You can use a candle or lighter for the tubing, but have to be careful not to burn it. I have a heat gun that I use. It gets so hot that I can light my cigarettes from the hot air coming out without even touching the surface!


----------



## chubasco

Niko,
That's the nicest idea for an easy hood I've seen! I plan on copying it for a
hood on a 10 gallon using (2) 13w cfs. The design also lends itself to a 
pendant application which I'm considering for a 4foot tank. 

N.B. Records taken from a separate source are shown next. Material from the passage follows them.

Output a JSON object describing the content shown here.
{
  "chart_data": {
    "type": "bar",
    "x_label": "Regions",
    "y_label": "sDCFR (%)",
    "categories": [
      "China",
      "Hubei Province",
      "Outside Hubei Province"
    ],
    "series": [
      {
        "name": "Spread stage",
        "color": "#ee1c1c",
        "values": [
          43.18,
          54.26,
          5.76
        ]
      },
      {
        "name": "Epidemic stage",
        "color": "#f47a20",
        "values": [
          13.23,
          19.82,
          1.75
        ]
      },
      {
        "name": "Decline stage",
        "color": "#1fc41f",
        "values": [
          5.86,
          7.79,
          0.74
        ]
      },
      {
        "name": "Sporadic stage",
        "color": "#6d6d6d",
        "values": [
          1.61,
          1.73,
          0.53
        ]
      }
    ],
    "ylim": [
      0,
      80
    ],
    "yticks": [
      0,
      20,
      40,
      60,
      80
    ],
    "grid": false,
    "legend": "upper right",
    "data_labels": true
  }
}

Thanks for sharing! :smile: 

Bill


----------



## Naja002

You can also use a blow-dryer to shrink the heat shrink. You have to get it close, but it works without a problem.


----------



## mrmagnan

It's really easy to polish aluminum gutter if you have the patience (ie. about 6 hours) and a polish wheel w/ fabulustre. The stuff is really reflective.

Sanding procedure:

600 wet sand (lightly remove scratches)
800 wet sand 
Maroon scotchbrite pad or 0000 steel wool
Polish w/ wheel.

You will be amazed! I polished a piece of 22 gauge aluminum for a reflector and it worked great.

mrm


----------



## niko

Funny that you restored this old topic exactly today. I was just this morning when I was wondering if tin can be polished well. I don't know how aluminum gutter looks like and I was thinking about trying something like this:
http://reeftuners.com/forums/index.php?showtopic=11

Made of pieces of tin that are easy to cut and shape. Would the tin used for gutters polish well too?

--Nikolay


----------



## bichirboy

Would the PC's work better under individual reflectors or just as well under one large one? I was thinking of doing one because I have access to aluminum flashing that should be able to be polished nicely. It could always be fanshioned in to individuals reflectors too if that works better.


----------



## ACHELMAGAN

nice job.


----------